Armstrong’s brow furrowed. ‘You don’t need to tell me that, Mr. Strangeways. Nor does the fact that Mr. Evans is your friend prove that he didn’t commit the murder. Anyway, it was simple enough for him to have slipped a note in Wemyss’ desk, say, telling him to hide in the haystack immediately after lessons, and then to have slipped out himself at one o’clock and strangled him –’
‘With Mrs. Vale applauding loudly from the front row of the stalls!’
‘You will have your little joke, sir. Well, at least you must admit that she and Mr. Evans had about a hundred percent better an opportunity to pull it off than anyone else – to say nothing of motive.’
‘Oh, yes, I admit all that,’ said Nigel wearily, ‘but you’ll not get me to believe that either of them strangled that wretched youth, unless you produce about three independent eyewitnesses. And what about that anonymous note to Urquhart? How on earth was Evans to know that he had been embezzling Wemyss’ money?’

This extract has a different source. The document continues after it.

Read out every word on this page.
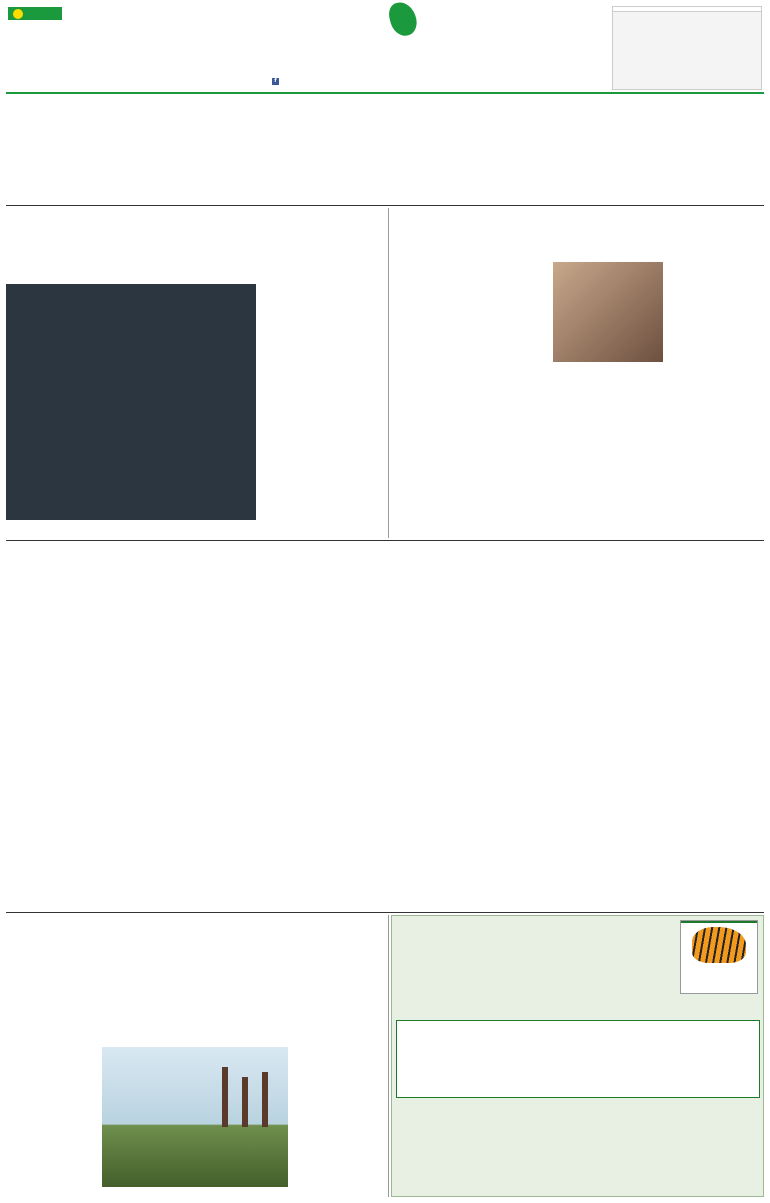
f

‘It is possible that Mrs. Vale had found out. Or, as you said yourself, sir, it might have been a shot in the dark.’
‘Seems to me a mad sort of thing to have done. Unless the murderer was pretty sure that Urquhart had been up to some dirty work, he could not have relied on his burning the note.’
‘Well, at any rate, he did go to the wood. His servants confirm his absence, and my men report that his car was seen outside the wood at one-fifty. By the way, Tiverton, Wrench, Evans and Mr. Vale himself own typewriters.’
Nigel leaned forward earnestly. ‘Look here, let’s assume – just for argument’s sake, if you like – that the murder was not committed by Evans and Mrs. Vale or till after one-thirty. What follows? First of all, that Wemyss could not have been in the haystack. That implies that he was given instructions to perform more than one exploit. Now I happen to know’ – Nigel spoke rather hurriedly here – ‘the sort of things Stevens’ gang make people do: practical jokes they are, mainly. Do we know of anything in the nature of a practical joke that took place that day?’